Re: Edit: You can only create a non-self-signed certificate if you get it signed from a trusted CA.
They will refuse to sign a certificate for a different subject.
Process from my understanding:
server sends servers public key
server sends certificate (all information encrypted by trusted CA with their private key)
Your PC decrypts certificate with public key (built into OS from trusted CA)
Your PC hashes (with sha1 and sha256) the servers public key
Your PC compares the hashes of servers public key with certificate stored hash, if not same browser will block site
Your PC compares allowed domains from certificate and the domain, if not allowed, if not same browser will block site
Your PC compares valid date from certificate and your date, if not valid browser will block site.
To fake this you would either need to:
obtain a CA private key (extremely hard to get),
be a CA,
be part of the 5 eyes (Government intelligence agency alliance) and ask a CA for their private key
So if you see a padlock in the address bar you are almost always safe.
Certificates work because they follow a chain of trust. Certificates have a chain of one or more issuers that are trusted; this chain is the backbone of why it works at all. Browsers and nearly all SSL certificate libraries do this chain check, or at least provide the option to.
Self-signed certificates (or those issued by chains that end in a self-signed certificate) would fail this check.
My question is about certificates specifically in ssl but I think the questions should apply to all certificates. I have included the SSL procedure for the sake of clarity.
In SSL this is what I understand the procedure is:
1)Client
sends supported crypto algorithms
sends client nonce
Server
chooses (and sends) a
symmetric algorithm
a public key algorithm
a MAC algorithm
sends it's certificate
sends server nonce
Client
verifies certificate
Extracts public key
Generates a pre-master secret key (pms)
encrypts with servers public key and sends
Client and Server
compute master secrete (MS) from PMS and nonces
PMS sliced to generate two encryption & two mac keys
Client
sends a mac of all handshakes (to ensure they were not previously modifide)
Server
sends a mac of all handshakes
Question
What stops a man in the middle attack from happening at step two?

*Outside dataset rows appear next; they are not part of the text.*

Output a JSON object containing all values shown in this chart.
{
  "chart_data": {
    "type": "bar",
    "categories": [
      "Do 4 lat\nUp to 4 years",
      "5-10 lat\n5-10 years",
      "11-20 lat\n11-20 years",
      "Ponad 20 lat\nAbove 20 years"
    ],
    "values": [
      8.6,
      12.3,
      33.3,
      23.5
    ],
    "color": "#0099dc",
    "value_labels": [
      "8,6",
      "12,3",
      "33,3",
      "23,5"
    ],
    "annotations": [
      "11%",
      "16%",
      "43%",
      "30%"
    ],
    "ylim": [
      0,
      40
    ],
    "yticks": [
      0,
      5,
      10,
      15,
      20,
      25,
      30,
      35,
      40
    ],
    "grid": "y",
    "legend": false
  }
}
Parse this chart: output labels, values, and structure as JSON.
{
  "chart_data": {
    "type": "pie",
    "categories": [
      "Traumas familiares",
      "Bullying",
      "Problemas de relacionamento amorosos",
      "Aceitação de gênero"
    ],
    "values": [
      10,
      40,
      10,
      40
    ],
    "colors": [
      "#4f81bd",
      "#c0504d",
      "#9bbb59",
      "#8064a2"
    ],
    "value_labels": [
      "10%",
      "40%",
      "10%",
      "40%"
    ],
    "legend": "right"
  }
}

Why can't a man in the middle, say trudy, capture the certificate sent by the server and change the public key in it (to something it has the private key to).
I assume that the certificate is encrypted somehow.
However the server cannot encrypt the certificate because the client does not have the public key yet. When the server gets the key from an authority (like veri-sign) would the key be pre-encrypted using verisign's public key? I think this should work because all web browsers should have the public keys of most authorities.
No, the certificate is not encrypted. But it is signed by a certification authority (CA). Since those check the information included in the certificate (especially the URL to which the cert belongs), there shouldn't be a second valid certificate for a given URL.
The cert of the CA is checked against a trust store (e.g. in your browser). If this truststore is compromised, or if you trust not valid certificates, there is no protection against man in the middle attacks
Certificates are signed by some trusted authority, such as Verisign.
The certificates for these root authorities are built right into the browsers when you download them. You can view the root certificates in Firefox, for example, by going to tools-->options-->advanced-->encryption-->view certificates-->authorities.
If any one of these root-certificate authorities is compromised, however, you are right that a certificate could be forged, making a man-in-the-middle attack possible.
You actually pointed out a weak spot of PKI.
Say Trudy is in the middle of you and yourbank (bank.com). Trudy can change the public key at will at step 2 but the certificate's signature will be invalid. So Trudy has to find a way to generate the signature again. It's safe to say that the trusted CAs will not do this for him. So he has to sign with a fake CA, which is not trusted by your browser. This is still safe theoretically.
However, most browsers (especially IE 6) display a vague security warning and most people don't understand and just ignore, according to some tests.